Подошел капельдинер. Снял Ваню со стула и внушительно шепнул:
– Сэр! Вы, очевидно, не рассчитали. Сто тысяч золотом, – а других денег мы не признаем! – там за оградой будут стоить миллиард вашими… Опомнитесь.
И сел Ваня на стул, и горько заплакал Ваня…
В красивую, полную пышной грезы и блеска, жизнь – ворвалась пошлая, тяжелая проза, и сразу потускнела вся американская позолота, и сделался жалким комедиантом стоящий на коленях актер, так великолепно загримированный Шаляпиным…
Отрывок будущего романа
* * *
Стоял тихий погожий вечер лета 1950 года… На опушке огромного леса у развалины корня высокой корявой сосны весело пылал костер, вокруг которого расположились трое: сухая, коричневая сморщенная старуха, завернутая в лохмотья засаленной плюшевой портьеры, и двое мальчишек, задрапированных волчьими шкурами. Каждый из них был вооружен топориком из остро отточенного кремня, насаженного на дубовую палку.
– А где старший брат? – спросила старуха, обгрызая желтыми зубами волчью кость.

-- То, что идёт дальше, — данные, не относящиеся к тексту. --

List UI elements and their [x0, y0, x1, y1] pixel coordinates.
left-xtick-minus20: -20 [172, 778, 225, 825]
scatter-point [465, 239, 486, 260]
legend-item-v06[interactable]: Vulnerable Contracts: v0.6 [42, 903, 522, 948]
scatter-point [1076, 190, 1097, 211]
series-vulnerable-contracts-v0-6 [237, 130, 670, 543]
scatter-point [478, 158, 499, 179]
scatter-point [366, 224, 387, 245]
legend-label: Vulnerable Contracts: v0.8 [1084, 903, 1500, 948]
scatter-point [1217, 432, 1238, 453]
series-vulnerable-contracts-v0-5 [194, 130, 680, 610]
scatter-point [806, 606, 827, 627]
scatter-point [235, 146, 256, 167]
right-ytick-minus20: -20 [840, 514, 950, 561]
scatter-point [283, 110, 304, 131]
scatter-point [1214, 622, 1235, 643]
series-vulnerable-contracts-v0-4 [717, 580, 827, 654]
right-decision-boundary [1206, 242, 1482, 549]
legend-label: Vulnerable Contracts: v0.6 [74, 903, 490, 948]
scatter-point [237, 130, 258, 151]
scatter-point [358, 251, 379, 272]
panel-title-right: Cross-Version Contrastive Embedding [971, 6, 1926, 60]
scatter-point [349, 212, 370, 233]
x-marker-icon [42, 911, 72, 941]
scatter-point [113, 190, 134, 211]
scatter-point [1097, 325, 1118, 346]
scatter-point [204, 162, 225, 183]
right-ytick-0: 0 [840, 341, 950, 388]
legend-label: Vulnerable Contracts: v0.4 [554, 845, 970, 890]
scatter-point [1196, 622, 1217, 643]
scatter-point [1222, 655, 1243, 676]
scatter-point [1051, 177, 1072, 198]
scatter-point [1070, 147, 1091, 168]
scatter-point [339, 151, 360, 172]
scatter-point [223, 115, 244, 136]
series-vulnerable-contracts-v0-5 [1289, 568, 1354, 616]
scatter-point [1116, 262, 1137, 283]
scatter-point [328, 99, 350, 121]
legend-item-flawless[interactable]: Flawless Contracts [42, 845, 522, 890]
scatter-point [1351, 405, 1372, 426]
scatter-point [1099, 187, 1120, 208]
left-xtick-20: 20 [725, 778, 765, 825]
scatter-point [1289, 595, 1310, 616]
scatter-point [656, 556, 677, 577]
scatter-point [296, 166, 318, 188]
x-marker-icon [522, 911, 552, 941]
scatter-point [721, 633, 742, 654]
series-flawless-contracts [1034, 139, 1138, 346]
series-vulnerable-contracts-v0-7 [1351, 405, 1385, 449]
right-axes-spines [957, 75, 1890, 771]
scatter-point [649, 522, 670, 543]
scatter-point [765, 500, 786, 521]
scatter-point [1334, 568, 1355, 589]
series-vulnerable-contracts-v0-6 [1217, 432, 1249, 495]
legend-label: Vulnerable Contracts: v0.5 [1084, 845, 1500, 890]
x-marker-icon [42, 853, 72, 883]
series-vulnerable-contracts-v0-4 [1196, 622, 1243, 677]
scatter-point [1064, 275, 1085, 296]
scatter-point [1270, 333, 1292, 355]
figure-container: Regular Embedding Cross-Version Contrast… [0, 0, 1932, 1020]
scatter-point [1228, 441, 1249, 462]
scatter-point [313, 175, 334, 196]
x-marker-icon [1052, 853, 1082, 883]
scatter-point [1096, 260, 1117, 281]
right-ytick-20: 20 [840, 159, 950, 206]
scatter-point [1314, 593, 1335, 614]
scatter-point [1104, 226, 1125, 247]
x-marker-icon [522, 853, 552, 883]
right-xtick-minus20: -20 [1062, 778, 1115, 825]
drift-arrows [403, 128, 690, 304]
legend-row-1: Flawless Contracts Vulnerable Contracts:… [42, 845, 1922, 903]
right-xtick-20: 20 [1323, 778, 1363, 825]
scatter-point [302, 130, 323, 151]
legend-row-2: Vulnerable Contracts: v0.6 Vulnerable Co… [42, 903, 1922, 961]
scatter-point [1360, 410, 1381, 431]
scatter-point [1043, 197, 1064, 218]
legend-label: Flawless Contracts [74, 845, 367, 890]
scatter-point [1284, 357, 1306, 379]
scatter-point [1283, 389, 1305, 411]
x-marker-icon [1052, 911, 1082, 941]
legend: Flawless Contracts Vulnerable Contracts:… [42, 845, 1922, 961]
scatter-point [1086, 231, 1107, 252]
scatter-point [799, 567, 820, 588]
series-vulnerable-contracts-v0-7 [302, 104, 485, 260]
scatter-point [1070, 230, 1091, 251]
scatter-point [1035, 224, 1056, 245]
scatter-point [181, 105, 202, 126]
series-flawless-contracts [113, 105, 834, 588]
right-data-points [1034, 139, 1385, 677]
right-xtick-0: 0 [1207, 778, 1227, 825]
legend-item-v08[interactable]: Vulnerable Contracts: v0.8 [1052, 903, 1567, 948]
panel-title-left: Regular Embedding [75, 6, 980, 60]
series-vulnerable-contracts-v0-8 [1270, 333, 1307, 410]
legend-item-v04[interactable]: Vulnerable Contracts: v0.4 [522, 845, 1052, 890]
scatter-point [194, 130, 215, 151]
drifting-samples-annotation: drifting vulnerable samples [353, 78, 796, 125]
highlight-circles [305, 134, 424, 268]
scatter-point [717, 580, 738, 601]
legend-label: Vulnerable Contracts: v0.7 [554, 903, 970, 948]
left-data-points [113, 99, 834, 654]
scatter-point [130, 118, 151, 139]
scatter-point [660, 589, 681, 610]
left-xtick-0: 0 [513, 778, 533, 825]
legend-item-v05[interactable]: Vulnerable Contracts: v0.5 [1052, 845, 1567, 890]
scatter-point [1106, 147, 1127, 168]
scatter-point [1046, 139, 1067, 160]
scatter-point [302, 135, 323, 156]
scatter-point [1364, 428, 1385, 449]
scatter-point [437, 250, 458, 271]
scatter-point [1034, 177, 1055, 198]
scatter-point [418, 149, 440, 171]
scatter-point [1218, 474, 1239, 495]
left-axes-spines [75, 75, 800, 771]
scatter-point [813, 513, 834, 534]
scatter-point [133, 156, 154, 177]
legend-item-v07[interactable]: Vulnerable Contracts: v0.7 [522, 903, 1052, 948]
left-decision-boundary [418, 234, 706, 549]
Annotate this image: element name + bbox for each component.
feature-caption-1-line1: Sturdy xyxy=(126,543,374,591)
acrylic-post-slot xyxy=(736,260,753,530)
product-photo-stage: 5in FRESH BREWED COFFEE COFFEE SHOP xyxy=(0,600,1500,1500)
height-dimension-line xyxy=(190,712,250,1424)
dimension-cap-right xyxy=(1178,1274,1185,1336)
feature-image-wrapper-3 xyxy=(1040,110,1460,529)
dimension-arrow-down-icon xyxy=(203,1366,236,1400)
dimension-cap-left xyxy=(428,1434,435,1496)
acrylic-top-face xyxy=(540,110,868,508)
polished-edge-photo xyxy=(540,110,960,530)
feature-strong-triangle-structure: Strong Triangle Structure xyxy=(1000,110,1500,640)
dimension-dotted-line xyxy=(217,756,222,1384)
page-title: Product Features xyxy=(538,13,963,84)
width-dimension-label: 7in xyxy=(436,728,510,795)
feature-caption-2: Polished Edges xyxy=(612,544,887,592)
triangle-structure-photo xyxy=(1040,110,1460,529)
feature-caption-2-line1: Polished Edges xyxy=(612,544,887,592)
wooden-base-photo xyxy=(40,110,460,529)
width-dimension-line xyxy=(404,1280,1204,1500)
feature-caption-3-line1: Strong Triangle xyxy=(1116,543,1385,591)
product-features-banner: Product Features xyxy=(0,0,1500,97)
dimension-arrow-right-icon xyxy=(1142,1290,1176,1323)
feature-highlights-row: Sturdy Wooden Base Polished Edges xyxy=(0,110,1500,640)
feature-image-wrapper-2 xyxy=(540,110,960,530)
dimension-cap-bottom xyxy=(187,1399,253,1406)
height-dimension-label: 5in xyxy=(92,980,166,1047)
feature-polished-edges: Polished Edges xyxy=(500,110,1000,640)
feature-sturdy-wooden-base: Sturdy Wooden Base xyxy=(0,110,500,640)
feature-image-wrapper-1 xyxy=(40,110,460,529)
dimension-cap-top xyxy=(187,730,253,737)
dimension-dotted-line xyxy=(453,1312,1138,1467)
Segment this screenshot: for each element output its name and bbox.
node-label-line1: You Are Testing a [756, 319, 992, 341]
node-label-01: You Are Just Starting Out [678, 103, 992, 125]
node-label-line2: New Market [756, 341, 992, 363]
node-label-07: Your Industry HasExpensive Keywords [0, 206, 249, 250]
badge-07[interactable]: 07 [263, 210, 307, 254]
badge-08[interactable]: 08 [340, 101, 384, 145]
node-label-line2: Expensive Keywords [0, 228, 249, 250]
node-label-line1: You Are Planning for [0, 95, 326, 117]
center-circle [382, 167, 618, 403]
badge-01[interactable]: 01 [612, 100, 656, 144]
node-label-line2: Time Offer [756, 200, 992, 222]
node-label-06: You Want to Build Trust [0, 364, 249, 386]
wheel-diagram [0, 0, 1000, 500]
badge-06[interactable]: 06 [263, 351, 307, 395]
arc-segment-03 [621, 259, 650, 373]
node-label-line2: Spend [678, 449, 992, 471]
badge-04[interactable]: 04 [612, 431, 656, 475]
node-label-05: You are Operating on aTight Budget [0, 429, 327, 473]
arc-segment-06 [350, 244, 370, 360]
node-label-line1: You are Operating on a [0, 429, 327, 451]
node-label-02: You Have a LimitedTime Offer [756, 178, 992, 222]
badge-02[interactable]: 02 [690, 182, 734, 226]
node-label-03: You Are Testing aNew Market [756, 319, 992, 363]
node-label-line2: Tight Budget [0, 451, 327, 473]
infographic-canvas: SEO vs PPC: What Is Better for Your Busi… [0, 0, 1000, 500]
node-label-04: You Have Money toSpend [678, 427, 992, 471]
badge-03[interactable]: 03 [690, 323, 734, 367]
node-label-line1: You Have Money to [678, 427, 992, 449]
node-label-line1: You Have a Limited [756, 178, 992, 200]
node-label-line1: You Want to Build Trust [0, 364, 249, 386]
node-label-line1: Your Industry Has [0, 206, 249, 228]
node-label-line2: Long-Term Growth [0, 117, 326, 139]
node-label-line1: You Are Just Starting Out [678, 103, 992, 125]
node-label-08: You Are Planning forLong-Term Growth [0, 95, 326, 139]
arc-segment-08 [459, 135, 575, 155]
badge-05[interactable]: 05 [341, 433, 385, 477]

– Мы его делегировали на пленарное заседание Совнархоза. Люди нашего племени поймали нескольких эсеров-интернационалистов. Теперь идут дебаты о том – съесть ли их или выменять на некоторых из нашей коммунистической ячейки, попавших в плен к интернационалистам.
– О, наказание! – воскликнула старуха. – И когда эта проклятая война кончится?! Эх, если бы он хоть кусочек этого интернационалиста домой принес.
– Да, дожидайся, – проворчал внук. – Помнишь того англичанина, который семь лун тому назад перелетел к нам через стену на какой-то странной штуке… Поймали его наши и тут же слопали – даже полпальца не принесли… А когда отец с охоты вернется?
– Солнце шести раз не покажется на востоке, как он будет здесь. Исполком дал ему определенный мандат. Что это у тебя в руках?
– А я когда на куропаток силки ставил, нашел в лесу… Что-то вроде ореха, да я никак не мог разгрызть.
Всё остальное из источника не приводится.